The Third Circuit stressed that the appropriate rate is actually the “equitable rate of post-petition interest, whatever that may be[,]” rather than the contract rate specifically. However, this is due to concerns that “paying one creditor contract rate interest might give it an inequitable leg up over its peers if there is not enough to pay everyone their full rate.” Here, with equity holders receiving $1.1 billion in value, there is no such concern. “It would be profoundly unfair to scrimp on the Noteholders’ interest when the junior Stockholders already received a billion dollar distribution.”
Takeaways
- The Third Circuit joined other courts, including the Fifth Circuit in Ultra Petroleum Corp. and the Ninth Circuit in Gas & Elec. Co., in finding that make-whole premiums constitute “unmatured interest” that is not allowable under Bankruptcy Code section 502(b)(2).

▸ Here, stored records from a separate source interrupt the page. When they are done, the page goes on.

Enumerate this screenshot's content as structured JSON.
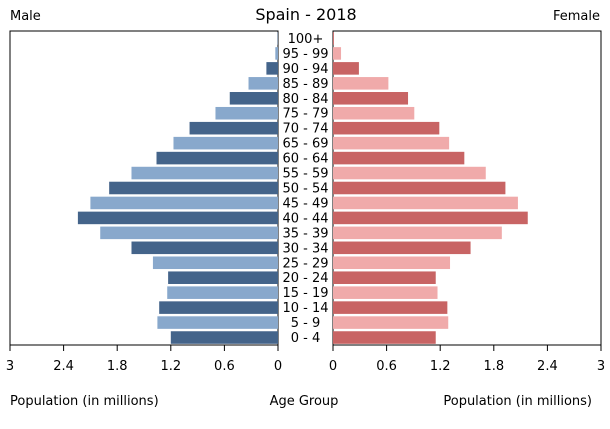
{
  "chart_data": {
    "type": "bar",
    "title": "Spain - 2018",
    "left_label": "Male",
    "right_label": "Female",
    "xlabel_left": "Population (in millions)",
    "xlabel_center": "Age Group",
    "xlabel_right": "Population (in millions)",
    "xlim": [
      0,
      3
    ],
    "xticks": [
      0,
      0.6,
      1.2,
      1.8,
      2.4,
      3
    ],
    "xtick_labels": [
      "0",
      "0.6",
      "1.2",
      "1.8",
      "2.4",
      "3"
    ],
    "categories": [
      "0 - 4",
      "5 - 9",
      "10 - 14",
      "15 - 19",
      "20 - 24",
      "25 - 29",
      "30 - 34",
      "35 - 39",
      "40 - 44",
      "45 - 49",
      "50 - 54",
      "55 - 59",
      "60 - 64",
      "65 - 69",
      "70 - 74",
      "75 - 79",
      "80 - 84",
      "85 - 89",
      "90 - 94",
      "95 - 99",
      "100+"
    ],
    "series": [
      {
        "name": "Male",
        "values": [
          1.2,
          1.35,
          1.33,
          1.24,
          1.23,
          1.4,
          1.64,
          1.99,
          2.24,
          2.1,
          1.89,
          1.64,
          1.36,
          1.17,
          0.99,
          0.7,
          0.54,
          0.33,
          0.13,
          0.03,
          0.005
        ]
      },
      {
        "name": "Female",
        "values": [
          1.15,
          1.29,
          1.28,
          1.17,
          1.15,
          1.31,
          1.54,
          1.89,
          2.18,
          2.07,
          1.93,
          1.71,
          1.47,
          1.3,
          1.19,
          0.91,
          0.84,
          0.62,
          0.29,
          0.09,
          0.01
        ]
      }
    ],
    "colors": {
      "male_dark": "#44648a",
      "male_light": "#88a8cc",
      "female_dark": "#c86464",
      "female_light": "#f0aaaa",
      "axis": "#000000"
    }
  }
}
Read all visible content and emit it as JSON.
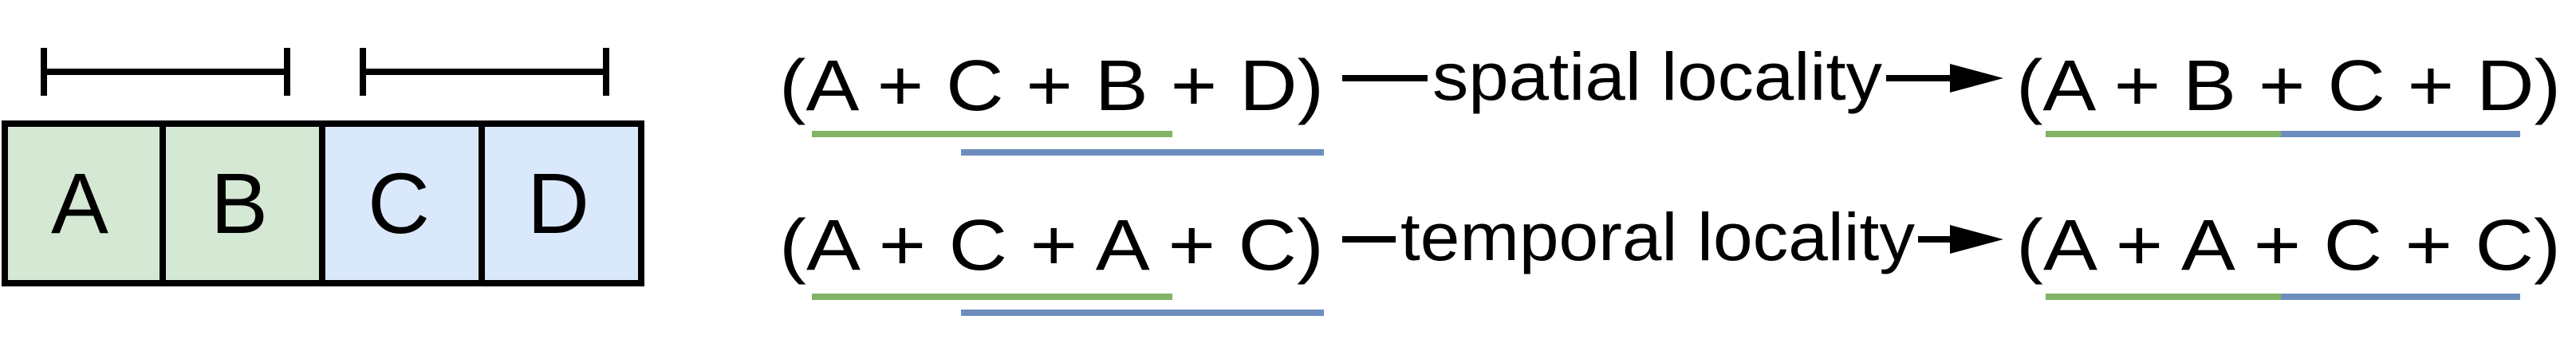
{
  "memory": {
    "cells": [
      {
        "label": "A",
        "color": "#d5e8d4"
      },
      {
        "label": "B",
        "color": "#d5e8d4"
      },
      {
        "label": "C",
        "color": "#dae8fc"
      },
      {
        "label": "D",
        "color": "#dae8fc"
      }
    ]
  },
  "colors": {
    "green_underline": "#82b366",
    "blue_underline": "#6c8ebf",
    "stroke": "#000000"
  },
  "rows": [
    {
      "left_expr": "(A + C + B + D)",
      "arrow_label": "spatial locality",
      "right_expr": "(A + B + C + D)"
    },
    {
      "left_expr": "(A + C + A + C)",
      "arrow_label": "temporal locality",
      "right_expr": "(A + A + C + C)"
    }
  ]
}
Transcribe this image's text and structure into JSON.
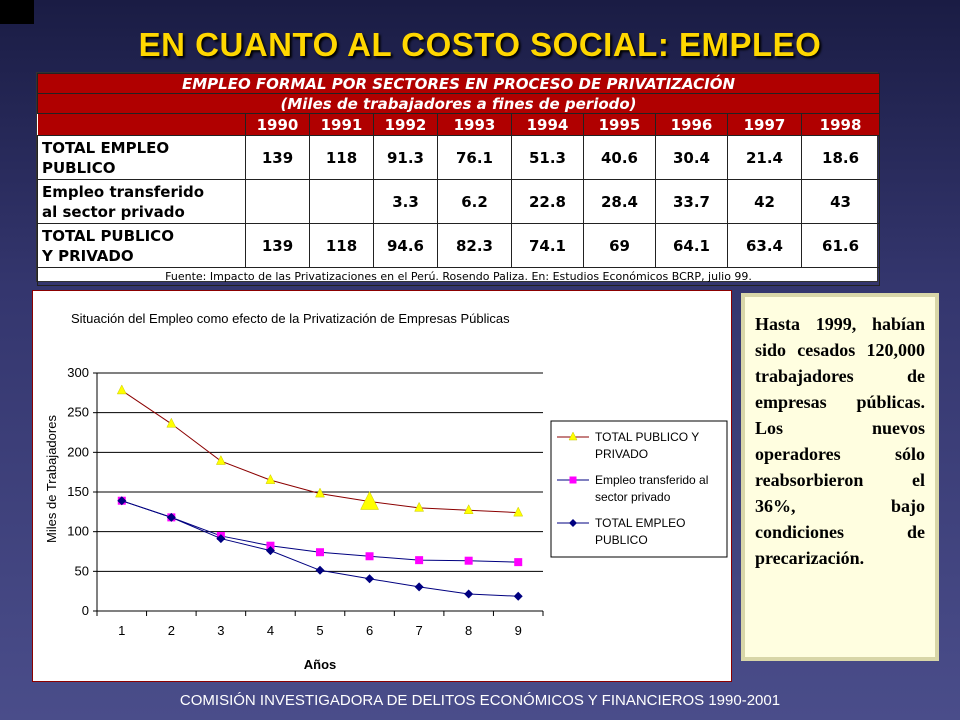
{
  "slide": {
    "title": "EN CUANTO AL COSTO SOCIAL:  EMPLEO",
    "footer": "COMISIÓN INVESTIGADORA DE DELITOS ECONÓMICOS Y FINANCIEROS  1990-2001"
  },
  "table": {
    "title": "EMPLEO FORMAL POR SECTORES EN PROCESO DE PRIVATIZACIÓN",
    "subtitle": "(Miles de trabajadores a fines de periodo)",
    "years": [
      "1990",
      "1991",
      "1992",
      "1993",
      "1994",
      "1995",
      "1996",
      "1997",
      "1998"
    ],
    "rows": [
      {
        "label1": "TOTAL EMPLEO",
        "label2": "PUBLICO",
        "values": [
          "139",
          "118",
          "91.3",
          "76.1",
          "51.3",
          "40.6",
          "30.4",
          "21.4",
          "18.6"
        ]
      },
      {
        "label1": "Empleo transferido",
        "label2": "al sector privado",
        "values": [
          "",
          "",
          "3.3",
          "6.2",
          "22.8",
          "28.4",
          "33.7",
          "42",
          "43"
        ]
      },
      {
        "label1": "TOTAL PUBLICO",
        "label2": "Y PRIVADO",
        "values": [
          "139",
          "118",
          "94.6",
          "82.3",
          "74.1",
          "69",
          "64.1",
          "63.4",
          "61.6"
        ]
      }
    ],
    "source": "Fuente: Impacto de las Privatizaciones en el Perú. Rosendo Paliza. En: Estudios Económicos BCRP, julio 99."
  },
  "note": {
    "text": "Hasta 1999, habían sido cesados 120,000 trabajadores de empresas públicas. Los nuevos operadores sólo reabsorbieron el 36%, bajo condiciones de precarización."
  },
  "chart_data": {
    "type": "line",
    "title": "Situación del Empleo como efecto de la Privatización de Empresas Públicas",
    "xlabel": "Años",
    "ylabel": "Miles de Trabajadores",
    "x": [
      1,
      2,
      3,
      4,
      5,
      6,
      7,
      8,
      9
    ],
    "ylim": [
      0,
      300
    ],
    "yticks": [
      0,
      50,
      100,
      150,
      200,
      250,
      300
    ],
    "legend_position": "right",
    "series": [
      {
        "name": "TOTAL PUBLICO Y PRIVADO",
        "color": "#ffff00",
        "marker": "triangle",
        "values": [
          278,
          236,
          189,
          165,
          148,
          138,
          130,
          127,
          124
        ]
      },
      {
        "name": "Empleo transferido al sector privado",
        "color": "#ff00ff",
        "marker": "square",
        "values": [
          139,
          118,
          94.6,
          82.3,
          74.1,
          69,
          64.1,
          63.4,
          61.6
        ]
      },
      {
        "name": "TOTAL EMPLEO PUBLICO",
        "color": "#000080",
        "marker": "diamond",
        "values": [
          139,
          118,
          91.3,
          76.1,
          51.3,
          40.6,
          30.4,
          21.4,
          18.6
        ]
      }
    ]
  }
}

- Hertz offers precedential support for the “solvent debtor exception,” allowing creditors of a solvent debtor to reclaim the full value of their claims.
- Lenders to solvent debtors in the Third Circuit are likely to recover make-wholes even though lenders to insolvent debtors may not.
- Creditors of solvent debtors are not guaranteed to receive post-petition interest at the contract rate. Rather, the appropriate post-petition rate of interest is subject to equitable considerations depending on the facts of the case.